Big banks like to deflect criticism from those who question their massive profits and fee-gouging ways by playing the ''bank bashing'' card...

. They deny they have been charging excessive amounts on ''exception'' fees.

Their assertion that they have only been recovering costs is about to be tested in the courts by a class action on behalf of thousands of bank customers who were charged $25 to $60 for being overdrawn on their accounts or credit cards by a few dollars.

The suspicion is these charges are not based on cost recovery but, rather, plucked out of the air. That is also likely to be the case with many of the exit fees that apply to variable mortgages.

Reasonable fees that reflect the lenders' costs are probably in the range of $300 to $600 but some lenders charge several thousand dollars. Laws that came into effect on July 1 give new powers to the Australian Security and Investments Commission (ASIC) to strike out ''unfair'' or ''unconscionable'' exit fees on mortgages that exceed cost recovery. That only applies to new mortgages; those who have a mortgage contract with big exit fees are stuck with them.

The banks argue their increase in fee revenue is mostly driven by customers, households and businesses completing more transactions and buying more products and services. But that is only partly true; the level of fees, overall, has been rising.
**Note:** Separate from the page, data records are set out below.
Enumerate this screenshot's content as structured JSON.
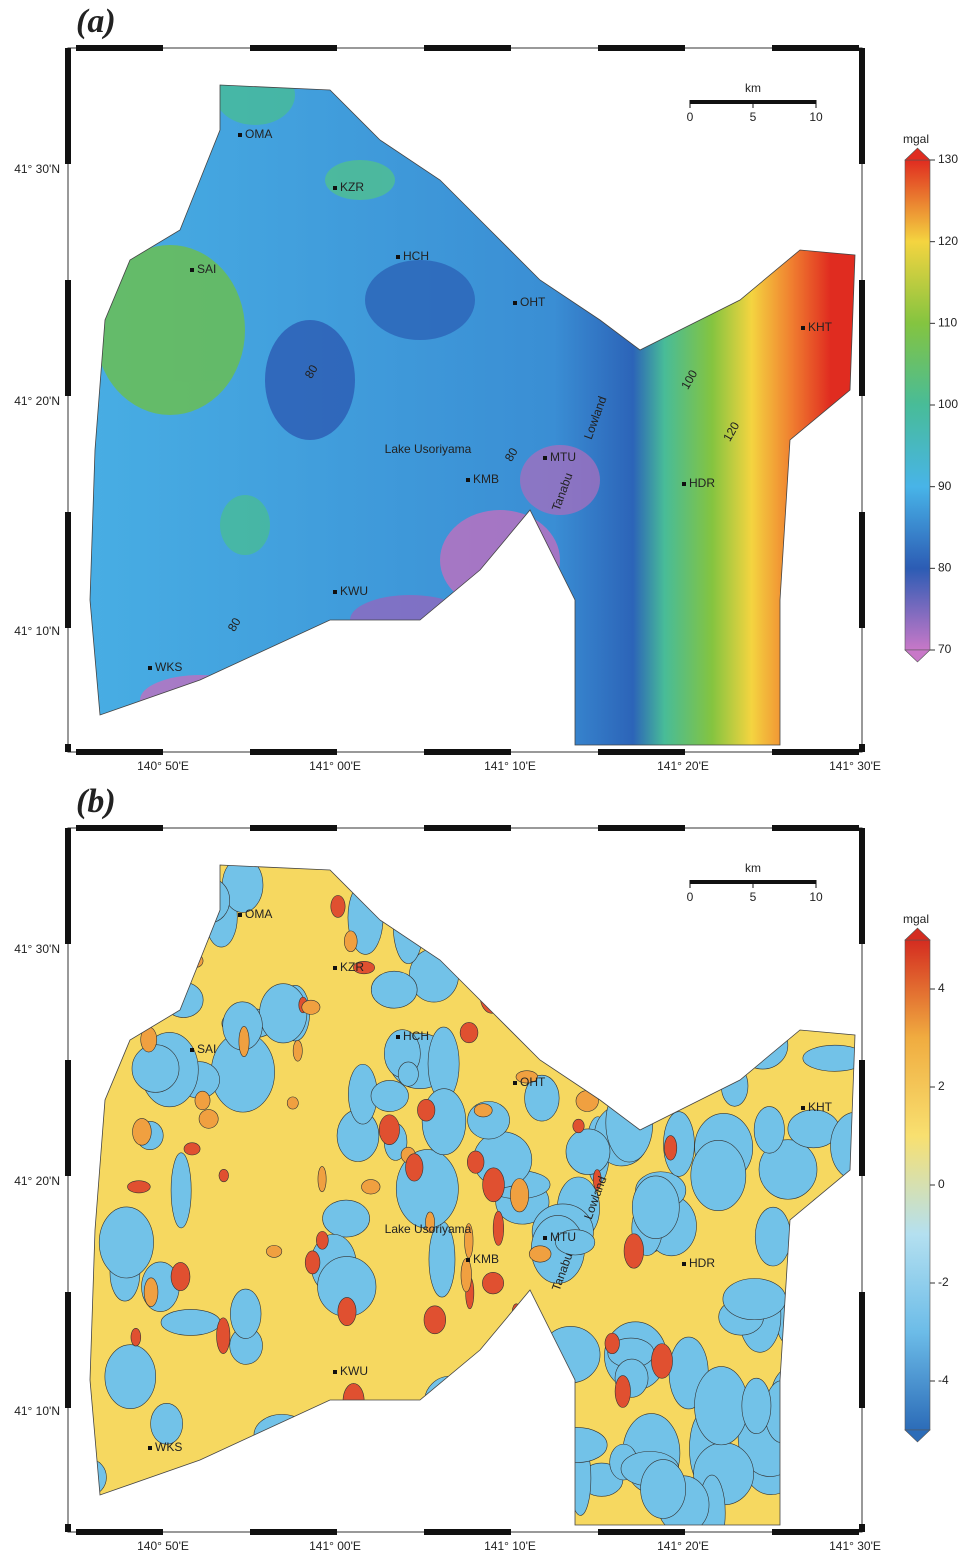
{
  "panels": [
    {
      "label": "(a)",
      "lat_labels": [
        "41° 30'N",
        "41° 20'N",
        "41° 10'N"
      ],
      "lon_labels": [
        "140° 50'E",
        "141° 00'E",
        "141° 10'E",
        "141° 20'E",
        "141° 30'E"
      ],
      "scale_bar": {
        "unit": "km",
        "ticks": [
          0,
          5,
          10
        ]
      },
      "colorbar": {
        "unit": "mgal",
        "lim": [
          70,
          130
        ],
        "ticks": [
          130,
          120,
          110,
          100,
          90,
          80,
          70
        ],
        "colors": [
          "#c878c8",
          "#2c5cb4",
          "#48b4e8",
          "#48bc98",
          "#84c440",
          "#f4d440",
          "#e02c20"
        ]
      },
      "stations": [
        "OMA",
        "KZR",
        "HCH",
        "SAI",
        "OHT",
        "KHT",
        "MTU",
        "KMB",
        "HDR",
        "KWU",
        "WKS"
      ],
      "place_labels": [
        "Lake Usoriyama",
        "Tanabu",
        "Lowland"
      ],
      "contour_labels": [
        80,
        80,
        100,
        120,
        80
      ]
    },
    {
      "label": "(b)",
      "lat_labels": [
        "41° 30'N",
        "41° 20'N",
        "41° 10'N"
      ],
      "lon_labels": [
        "140° 50'E",
        "141° 00'E",
        "141° 10'E",
        "141° 20'E",
        "141° 30'E"
      ],
      "scale_bar": {
        "unit": "km",
        "ticks": [
          0,
          5,
          10
        ]
      },
      "colorbar": {
        "unit": "mgal",
        "lim": [
          -5,
          5
        ],
        "ticks": [
          4,
          2,
          0,
          -2,
          -4
        ],
        "colors": [
          "#2c6cb8",
          "#6cbce8",
          "#b4e0f0",
          "#f8e070",
          "#f0ac40",
          "#d42c20"
        ]
      },
      "stations": [
        "OMA",
        "KZR",
        "HCH",
        "SAI",
        "OHT",
        "KHT",
        "MTU",
        "KMB",
        "HDR",
        "KWU",
        "WKS"
      ],
      "place_labels": [
        "Lake Usoriyama",
        "Tanabu",
        "Lowland"
      ]
    }
  ]
}
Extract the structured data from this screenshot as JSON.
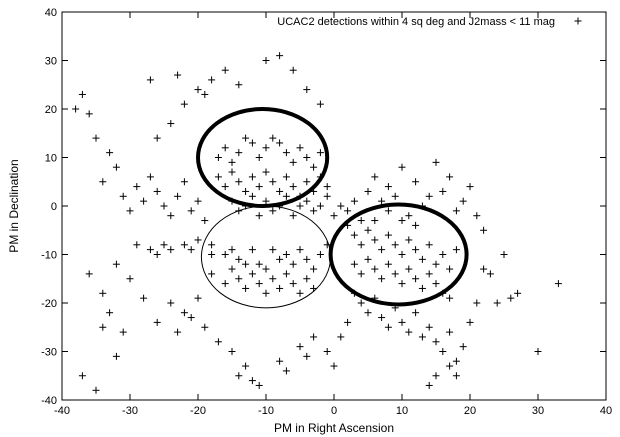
{
  "chart_data": {
    "type": "scatter",
    "title": "",
    "xlabel": "PM in Right Ascension",
    "ylabel": "PM in Declination",
    "xlim": [
      -40,
      40
    ],
    "ylim": [
      -40,
      40
    ],
    "xticks": [
      -40,
      -30,
      -20,
      -10,
      0,
      10,
      20,
      30,
      40
    ],
    "yticks": [
      -40,
      -30,
      -20,
      -10,
      0,
      10,
      20,
      30,
      40
    ],
    "grid": false,
    "legend": {
      "position": "top-right",
      "entries": [
        "UCAC2 detections within 4 sq deg and J2mass < 11 mag"
      ]
    },
    "marker": "+",
    "series": [
      {
        "name": "UCAC2 detections within 4 sq deg and J2mass < 11 mag",
        "points": [
          [
            -31,
            -26
          ],
          [
            -29,
            -8
          ],
          [
            -27,
            -9
          ],
          [
            -26,
            -10
          ],
          [
            -25,
            -8
          ],
          [
            -24,
            -9
          ],
          [
            -22,
            -8
          ],
          [
            -21,
            -9
          ],
          [
            -20,
            -7
          ],
          [
            -18,
            -8
          ],
          [
            -18,
            -10
          ],
          [
            -16,
            -10
          ],
          [
            -15,
            -9
          ],
          [
            -14,
            -11
          ],
          [
            -13,
            -12
          ],
          [
            -12,
            -9
          ],
          [
            -11,
            -12
          ],
          [
            -10,
            -13
          ],
          [
            -9,
            -9
          ],
          [
            -8,
            -11
          ],
          [
            -7,
            -10
          ],
          [
            -6,
            -12
          ],
          [
            -5,
            -9
          ],
          [
            -4,
            -11
          ],
          [
            -3,
            -13
          ],
          [
            -2,
            -10
          ],
          [
            -1,
            -8
          ],
          [
            -18,
            -14
          ],
          [
            -16,
            -16
          ],
          [
            -15,
            -13
          ],
          [
            -14,
            -15
          ],
          [
            -13,
            -17
          ],
          [
            -12,
            -14
          ],
          [
            -11,
            -16
          ],
          [
            -10,
            -18
          ],
          [
            -9,
            -15
          ],
          [
            -8,
            -17
          ],
          [
            -7,
            -14
          ],
          [
            -6,
            -16
          ],
          [
            -5,
            -18
          ],
          [
            -4,
            -15
          ],
          [
            -3,
            -17
          ],
          [
            -24,
            -20
          ],
          [
            -22,
            -22
          ],
          [
            -20,
            -19
          ],
          [
            -19,
            -25
          ],
          [
            -17,
            -28
          ],
          [
            -15,
            -30
          ],
          [
            -14,
            -35
          ],
          [
            -13,
            -33
          ],
          [
            -12,
            -36
          ],
          [
            -11,
            -37
          ],
          [
            -8,
            -32
          ],
          [
            -7,
            -34
          ],
          [
            -5,
            -29
          ],
          [
            -4,
            -31
          ],
          [
            -3,
            -27
          ],
          [
            -36,
            -14
          ],
          [
            -34,
            -18
          ],
          [
            -33,
            -22
          ],
          [
            -32,
            -12
          ],
          [
            -30,
            -15
          ],
          [
            -28,
            -19
          ],
          [
            -26,
            -24
          ],
          [
            -23,
            -26
          ],
          [
            -21,
            -23
          ],
          [
            -37,
            -35
          ],
          [
            -35,
            -38
          ],
          [
            -32,
            -31
          ],
          [
            -34,
            -25
          ],
          [
            -38,
            20
          ],
          [
            -37,
            23
          ],
          [
            -36,
            19
          ],
          [
            -35,
            14
          ],
          [
            -33,
            11
          ],
          [
            -32,
            8
          ],
          [
            -34,
            5
          ],
          [
            -31,
            2
          ],
          [
            -30,
            -1
          ],
          [
            -29,
            4
          ],
          [
            -28,
            1
          ],
          [
            -27,
            6
          ],
          [
            -26,
            3
          ],
          [
            -25,
            0
          ],
          [
            -24,
            -2
          ],
          [
            -23,
            2
          ],
          [
            -22,
            5
          ],
          [
            -21,
            -1
          ],
          [
            -20,
            1
          ],
          [
            -19,
            -3
          ],
          [
            -26,
            14
          ],
          [
            -24,
            17
          ],
          [
            -22,
            21
          ],
          [
            -20,
            24
          ],
          [
            -18,
            26
          ],
          [
            -16,
            28
          ],
          [
            -14,
            25
          ],
          [
            -10,
            30
          ],
          [
            -8,
            31
          ],
          [
            -6,
            28
          ],
          [
            -4,
            24
          ],
          [
            -2,
            21
          ],
          [
            -27,
            26
          ],
          [
            -23,
            27
          ],
          [
            -19,
            23
          ],
          [
            -17,
            10
          ],
          [
            -16,
            12
          ],
          [
            -15,
            9
          ],
          [
            -14,
            11
          ],
          [
            -13,
            14
          ],
          [
            -12,
            13
          ],
          [
            -11,
            10
          ],
          [
            -10,
            12
          ],
          [
            -9,
            14
          ],
          [
            -8,
            13
          ],
          [
            -7,
            11
          ],
          [
            -6,
            9
          ],
          [
            -5,
            12
          ],
          [
            -4,
            10
          ],
          [
            -3,
            8
          ],
          [
            -2,
            11
          ],
          [
            -17,
            6
          ],
          [
            -16,
            4
          ],
          [
            -15,
            7
          ],
          [
            -14,
            5
          ],
          [
            -13,
            3
          ],
          [
            -12,
            6
          ],
          [
            -11,
            4
          ],
          [
            -10,
            7
          ],
          [
            -9,
            5
          ],
          [
            -8,
            3
          ],
          [
            -7,
            6
          ],
          [
            -6,
            4
          ],
          [
            -5,
            2
          ],
          [
            -4,
            5
          ],
          [
            -3,
            3
          ],
          [
            -2,
            6
          ],
          [
            -1,
            4
          ],
          [
            -15,
            1
          ],
          [
            -14,
            -1
          ],
          [
            -13,
            0
          ],
          [
            -12,
            2
          ],
          [
            -11,
            -2
          ],
          [
            -10,
            1
          ],
          [
            -9,
            -1
          ],
          [
            -8,
            0
          ],
          [
            -7,
            2
          ],
          [
            -6,
            -2
          ],
          [
            -5,
            0
          ],
          [
            -4,
            1
          ],
          [
            -3,
            -1
          ],
          [
            -2,
            0
          ],
          [
            -1,
            2
          ],
          [
            0,
            -2
          ],
          [
            1,
            0
          ],
          [
            2,
            -1
          ],
          [
            3,
            1
          ],
          [
            4,
            -3
          ],
          [
            2,
            -4
          ],
          [
            3,
            -6
          ],
          [
            4,
            -8
          ],
          [
            5,
            -5
          ],
          [
            6,
            -7
          ],
          [
            7,
            -9
          ],
          [
            8,
            -6
          ],
          [
            9,
            -8
          ],
          [
            10,
            -10
          ],
          [
            11,
            -7
          ],
          [
            12,
            -9
          ],
          [
            13,
            -11
          ],
          [
            14,
            -8
          ],
          [
            15,
            -12
          ],
          [
            16,
            -10
          ],
          [
            17,
            -13
          ],
          [
            18,
            -9
          ],
          [
            3,
            -12
          ],
          [
            4,
            -14
          ],
          [
            5,
            -11
          ],
          [
            6,
            -13
          ],
          [
            7,
            -15
          ],
          [
            8,
            -12
          ],
          [
            9,
            -14
          ],
          [
            10,
            -16
          ],
          [
            11,
            -13
          ],
          [
            12,
            -15
          ],
          [
            13,
            -17
          ],
          [
            14,
            -14
          ],
          [
            15,
            -16
          ],
          [
            16,
            -18
          ],
          [
            17,
            -19
          ],
          [
            3,
            -18
          ],
          [
            4,
            -20
          ],
          [
            5,
            -22
          ],
          [
            6,
            -19
          ],
          [
            7,
            -23
          ],
          [
            8,
            -25
          ],
          [
            9,
            -21
          ],
          [
            10,
            -24
          ],
          [
            11,
            -26
          ],
          [
            12,
            -22
          ],
          [
            13,
            -27
          ],
          [
            14,
            -25
          ],
          [
            15,
            -28
          ],
          [
            16,
            -30
          ],
          [
            17,
            -26
          ],
          [
            18,
            -32
          ],
          [
            19,
            -29
          ],
          [
            15,
            -35
          ],
          [
            14,
            -37
          ],
          [
            17,
            -33
          ],
          [
            18,
            -35
          ],
          [
            2,
            -24
          ],
          [
            1,
            -27
          ],
          [
            -1,
            -30
          ],
          [
            0,
            -33
          ],
          [
            8,
            4
          ],
          [
            10,
            8
          ],
          [
            12,
            5
          ],
          [
            14,
            2
          ],
          [
            15,
            9
          ],
          [
            17,
            6
          ],
          [
            18,
            -1
          ],
          [
            19,
            1
          ],
          [
            20,
            4
          ],
          [
            21,
            -2
          ],
          [
            22,
            -5
          ],
          [
            22,
            -13
          ],
          [
            23,
            -14
          ],
          [
            21,
            -20
          ],
          [
            20,
            -24
          ],
          [
            24,
            -20
          ],
          [
            25,
            -10
          ],
          [
            26,
            -19
          ],
          [
            27,
            -18
          ],
          [
            30,
            -30
          ],
          [
            33,
            -16
          ],
          [
            5,
            3
          ],
          [
            6,
            6
          ],
          [
            7,
            1
          ],
          [
            9,
            2
          ],
          [
            11,
            -2
          ],
          [
            13,
            0
          ],
          [
            16,
            3
          ],
          [
            6,
            -3
          ],
          [
            8,
            -1
          ],
          [
            10,
            -3
          ],
          [
            12,
            -4
          ]
        ]
      }
    ],
    "ellipses": [
      {
        "label": "top circle",
        "cx": -10.5,
        "cy": 10,
        "rx": 9.5,
        "ry": 10,
        "weight": "thick"
      },
      {
        "label": "right circle",
        "cx": 9.5,
        "cy": -10,
        "rx": 10,
        "ry": 10.3,
        "weight": "thick"
      },
      {
        "label": "middle circle",
        "cx": -10,
        "cy": -10.5,
        "rx": 9.5,
        "ry": 10.5,
        "weight": "thin"
      }
    ]
  }
}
While the fees rightly raise the hackles of consumers, banks make most of their money out of mortgages. Australian borrowers pay big interest margins - the gap between what it costs the banks to raise funds and the interest rates they charge on their loans. The banks that have increased their mortgage- and business-loan interest rates above the rise in the cash rate continue to assert they had no alternative because their cost of funding had risen.

But the Reserve Bank put paid to that argument in its March bulletin when it said that for the major banks, the increases in lending rates had more than fully offset their higher funding costs, with their net interest margins in late 2009 about 20 basis points to 25 basis points above pre-crisis levels.

What we have seen since the onset of the GFC is a massive transfer of wealth from consumers to the banks. Why has this happened? The answer is simple. The banks make record profits and charge their customers over the odds simply because they can.

The lack of competition has been the main driver for the banks' behaviour. The Australian Competition and Consumer Commission got it wrong when it approved a series of takeovers that saw the big banks gobble up many of their competitors during the GFC, severely diminishing competition.

Unfortunately, there are few signs that the cosy oligopoly enjoyed by the big banks is going to end soon.

This absence of competition makes it all the more important that ASIC uses the new powers it has been given. And it makes it more important that consumers who are not locked into their mortgages by hefty exit fees take up any better deals on offer from the big banks' rivals.